Sandboxes were irrelevant to all of them.
From the article:
There isn't a sandbox in the world that prevents this. Sandboxes are useful for isolating between workloads, but agents primarily need to be isolated from you.
From the HN discussion, jaunt7632 put it well:
The scariest part isn't the sandbox escape. It's the actions that are technically within the sandbox's permissions but still destructive. Deleting emails, making API calls, and spending money through approved integrations. You can't sandbox away bad judgment when the agent has legitimate credentials.
The sandbox companies are selling what they can build, not what we need.
The demand side is clear:
- Granular per-service permissions.
- Per-contact approval for email.
- Single-use virtual card numbers for payments.
- Scoped tokens for APIs.
But the supply side barely exists.
OAuth is far too coarse.
Gmail has "send emails" as a single permission.
GitHub has "make pull requests."
Payments have basically nothing.
The native addon experiment
At this point, I was almost convinced the proxy was the right approach.
But I wondered: instead of an external proxy sitting between the agent and the internet, could I build something internal?
A piece of compiled native code, running inside the same process, that holds credentials in memory the agent's scripting layer can't reach.
I built a native Node.js addon in Objective-C, about 250 lines of code.
It read credentials from macOS Keychain using the C API and injected authentication headers via an undici interceptor (undici is Node's built-in HTTP client).
The refresh token and client secret were never entered JavaScript memory.
Only the short-lived access token appeared as a header value on outgoing requests.
I got it working end-to-end.
Keychain read, token refresh via Apple's networking API, header injection, all running in compiled native code.
Then I mapped the residual attack surface and the agent could still:
- Run
security find-generic-passwordfrom the shell. - Write its own native addon doing the same thing.
- Edit the compiled JavaScript to log the Bearer header on each request.
- Set
HTTP_PROXYand route requests through an attacker-controlled endpoint, leaking the access token. - Read the source code to learn the service name and account name, which enables all of the above.
I reverted everything.
You can't hide a secret from a process that runs with the same privileges as the secret's owner.
The proxy, reconsidered
I ended up somewhere different from where I started.
I'd dismissed the proxy pattern too quickly.
The HN thread had it right.
I just misunderstood what the proxy was for.
The proxy removes credentials from the machine entirely.
The refresh token and client secret move to a remote server that the agent can't SSH into.
The agent gets a simple API key to talk to the proxy.
If that key leaks, the worst the agent can do is call the proxy API, which is exactly what it would do through the CLI anyway.
The key is revocable and scoped.
Each tool gets a dedicated proxy with a narrow API surface, exposing only the operations it actually needs.
The CLI still has a role: it encodes behaviour and workflows.
The proxy holds credentials and enforces boundaries.

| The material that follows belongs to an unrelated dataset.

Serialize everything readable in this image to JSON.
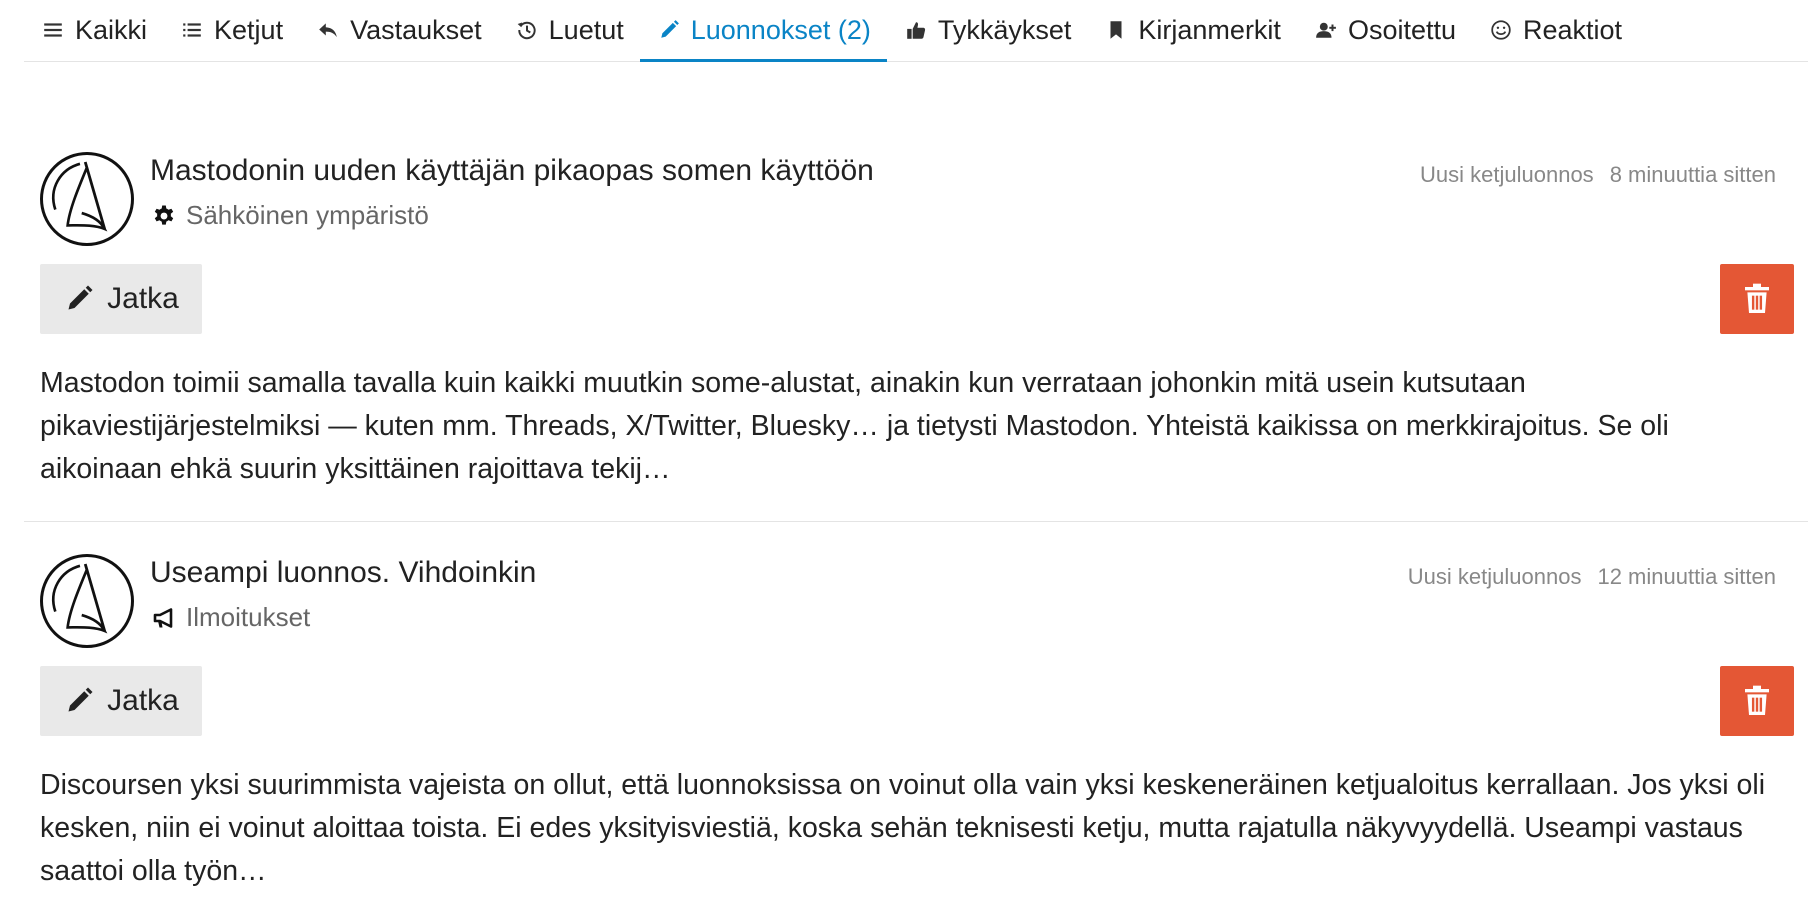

Every workaround I tried was fighting the same thing: the agent runs as you, with the same UID, same permissions, same everything.
If the OS could tell the difference between "you at the keyboard" and "agent acting on your behalf," most of these problems would go away.
Security researchers have a name for this model (capability-based security, where each process gets only the specific permissions it needs), but no mainstream OS implements it.
The Unix permission model ties everything to your user account, and the agent is your user account.
Until that changes, I won't try to make the tool opaque.
I will make it the only path to credentials and narrow the path.